Yeni bir alışkanlık edinme için etkili olan bir kural.
Uzmanlar diyor ki yeni bir alışkanlık edinme 21 günde gerçekleşir, 21 gün boyunca her gün aynı saatte aynı davranış uygulandığında hızla alışkanlık halini alır. Yeni bir alışkanlığı kalıcı bir şekilde yerleştirmenin tek yolu ona çok fazla enerji yöneltmek ve eski alışkanlığın istenmeyen bir misafir gibi ortadan kaybolmasını sağlamaktır.

Gelin,  Hak rızası adına, kendimizi tanıyıp pozitif yönde değiştirelim. Fabrika ayarlarımıza geri dönelim, fıtratımızla buluşup, huzur ve itminanla kâmil insan olmaya gayret edelim. Değişime adaletten başlayalım mesela. Efendimiz (s.a.v)’in hayatındaki adaleti inceleyelim. Nefsimizde, ailemizde, işimizde, sosyal hayatta ve tüm rollerimizde adil olma vasfını kazanalım.
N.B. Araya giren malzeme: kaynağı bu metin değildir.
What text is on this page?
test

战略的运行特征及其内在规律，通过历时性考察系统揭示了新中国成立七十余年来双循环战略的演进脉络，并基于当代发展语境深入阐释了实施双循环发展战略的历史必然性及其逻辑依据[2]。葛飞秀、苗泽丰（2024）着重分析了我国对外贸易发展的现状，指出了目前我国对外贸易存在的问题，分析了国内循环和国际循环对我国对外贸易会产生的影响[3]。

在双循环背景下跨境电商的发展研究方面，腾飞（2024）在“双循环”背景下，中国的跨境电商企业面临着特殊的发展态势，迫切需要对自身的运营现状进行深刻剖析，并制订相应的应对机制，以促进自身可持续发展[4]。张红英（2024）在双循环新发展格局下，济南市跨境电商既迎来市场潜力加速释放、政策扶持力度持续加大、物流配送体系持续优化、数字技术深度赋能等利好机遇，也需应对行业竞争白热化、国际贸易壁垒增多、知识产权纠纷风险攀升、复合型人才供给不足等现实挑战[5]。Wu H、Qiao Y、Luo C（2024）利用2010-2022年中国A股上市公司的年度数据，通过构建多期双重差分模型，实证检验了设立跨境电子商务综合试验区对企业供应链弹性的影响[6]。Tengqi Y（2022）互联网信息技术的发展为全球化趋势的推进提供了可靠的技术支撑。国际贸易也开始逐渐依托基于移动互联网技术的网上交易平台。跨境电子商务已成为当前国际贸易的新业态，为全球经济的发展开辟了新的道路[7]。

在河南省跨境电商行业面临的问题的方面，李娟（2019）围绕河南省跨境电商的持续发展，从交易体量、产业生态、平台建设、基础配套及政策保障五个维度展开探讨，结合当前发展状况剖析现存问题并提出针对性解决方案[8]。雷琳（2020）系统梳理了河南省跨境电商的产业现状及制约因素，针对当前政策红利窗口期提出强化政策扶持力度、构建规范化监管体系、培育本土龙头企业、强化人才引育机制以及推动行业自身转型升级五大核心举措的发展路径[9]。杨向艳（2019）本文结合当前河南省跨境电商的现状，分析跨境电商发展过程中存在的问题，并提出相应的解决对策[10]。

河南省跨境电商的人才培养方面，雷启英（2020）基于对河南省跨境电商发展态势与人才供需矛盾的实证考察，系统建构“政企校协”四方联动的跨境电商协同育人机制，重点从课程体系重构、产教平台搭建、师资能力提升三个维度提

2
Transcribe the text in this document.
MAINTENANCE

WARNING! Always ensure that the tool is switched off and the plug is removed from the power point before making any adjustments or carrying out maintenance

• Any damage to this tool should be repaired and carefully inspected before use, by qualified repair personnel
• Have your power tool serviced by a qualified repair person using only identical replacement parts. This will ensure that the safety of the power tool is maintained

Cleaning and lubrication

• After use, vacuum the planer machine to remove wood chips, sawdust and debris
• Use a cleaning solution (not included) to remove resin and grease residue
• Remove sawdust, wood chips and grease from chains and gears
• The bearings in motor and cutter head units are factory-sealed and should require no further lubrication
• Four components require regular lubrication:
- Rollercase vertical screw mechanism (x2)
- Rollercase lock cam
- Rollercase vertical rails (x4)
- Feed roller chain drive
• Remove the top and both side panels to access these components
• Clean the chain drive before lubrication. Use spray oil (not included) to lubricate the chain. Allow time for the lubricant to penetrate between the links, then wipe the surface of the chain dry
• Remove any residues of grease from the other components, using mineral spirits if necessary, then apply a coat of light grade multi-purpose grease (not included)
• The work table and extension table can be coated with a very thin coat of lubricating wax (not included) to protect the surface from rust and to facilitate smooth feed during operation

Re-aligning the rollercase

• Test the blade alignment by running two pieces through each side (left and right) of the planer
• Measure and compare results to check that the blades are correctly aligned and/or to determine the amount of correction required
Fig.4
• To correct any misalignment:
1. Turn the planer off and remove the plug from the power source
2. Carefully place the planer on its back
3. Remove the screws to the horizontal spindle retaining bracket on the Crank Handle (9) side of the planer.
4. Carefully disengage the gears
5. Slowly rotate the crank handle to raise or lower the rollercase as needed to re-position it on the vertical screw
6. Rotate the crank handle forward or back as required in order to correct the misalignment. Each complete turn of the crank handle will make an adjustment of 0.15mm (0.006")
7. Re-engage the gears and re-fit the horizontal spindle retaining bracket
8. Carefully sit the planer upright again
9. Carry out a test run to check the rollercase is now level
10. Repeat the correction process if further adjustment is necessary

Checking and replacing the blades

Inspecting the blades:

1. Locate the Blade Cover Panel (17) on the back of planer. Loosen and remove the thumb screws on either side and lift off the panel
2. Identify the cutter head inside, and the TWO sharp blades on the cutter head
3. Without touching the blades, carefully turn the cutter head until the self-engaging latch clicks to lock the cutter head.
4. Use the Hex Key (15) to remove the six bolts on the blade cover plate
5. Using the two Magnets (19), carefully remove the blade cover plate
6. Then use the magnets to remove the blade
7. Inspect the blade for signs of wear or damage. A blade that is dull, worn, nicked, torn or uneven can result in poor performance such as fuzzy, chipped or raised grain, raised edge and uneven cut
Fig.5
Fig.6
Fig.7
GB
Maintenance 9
Adil olalım ki El-Adil’in şefaatine erebilelim. O’nun ayak izlerine uyup nefsimizden ruhumuza hicret edelim.

Kendimizi kıyaslama imkânı bulacağımız ve hayatımızı bu günden itibaren pozitif yönde değiştirmemize ışık tutabilecek bir ayet;  Tevbe suresi 20-21-22. :

‘İman edenler,(Allah ve Resulü’nün gösterdiği yön ve yönteme) hicret edenler ve Allah yolunda mallarıyla ve canlarıyla cihad eden/gayret gösterenler, Allah katında derece bakımından daha büyüktür. İşte onlar, kurtuluşa erenlerin ta kendileridir.’‘Rableri onlara, katından bir rahmet, hoşnutluk ve içinde daimi(bitmez tükenmez) nimet bulunan cennetleri müjdeler.  ‘(Onlar)orada ebedi olarak kalacaklardır. Muhakkak ki en büyük mükâfat Allah katındadır.’

Haydi, kendimizi değiştirip güzelleşmek için en iyi stilist, tasarımcı ile randevulaşalım. Çünkü
değişimi gerçekleştirecek nitelikteki niyet gücü, adım atma gücü “ben”de, “sen”de ve “biz”dedir.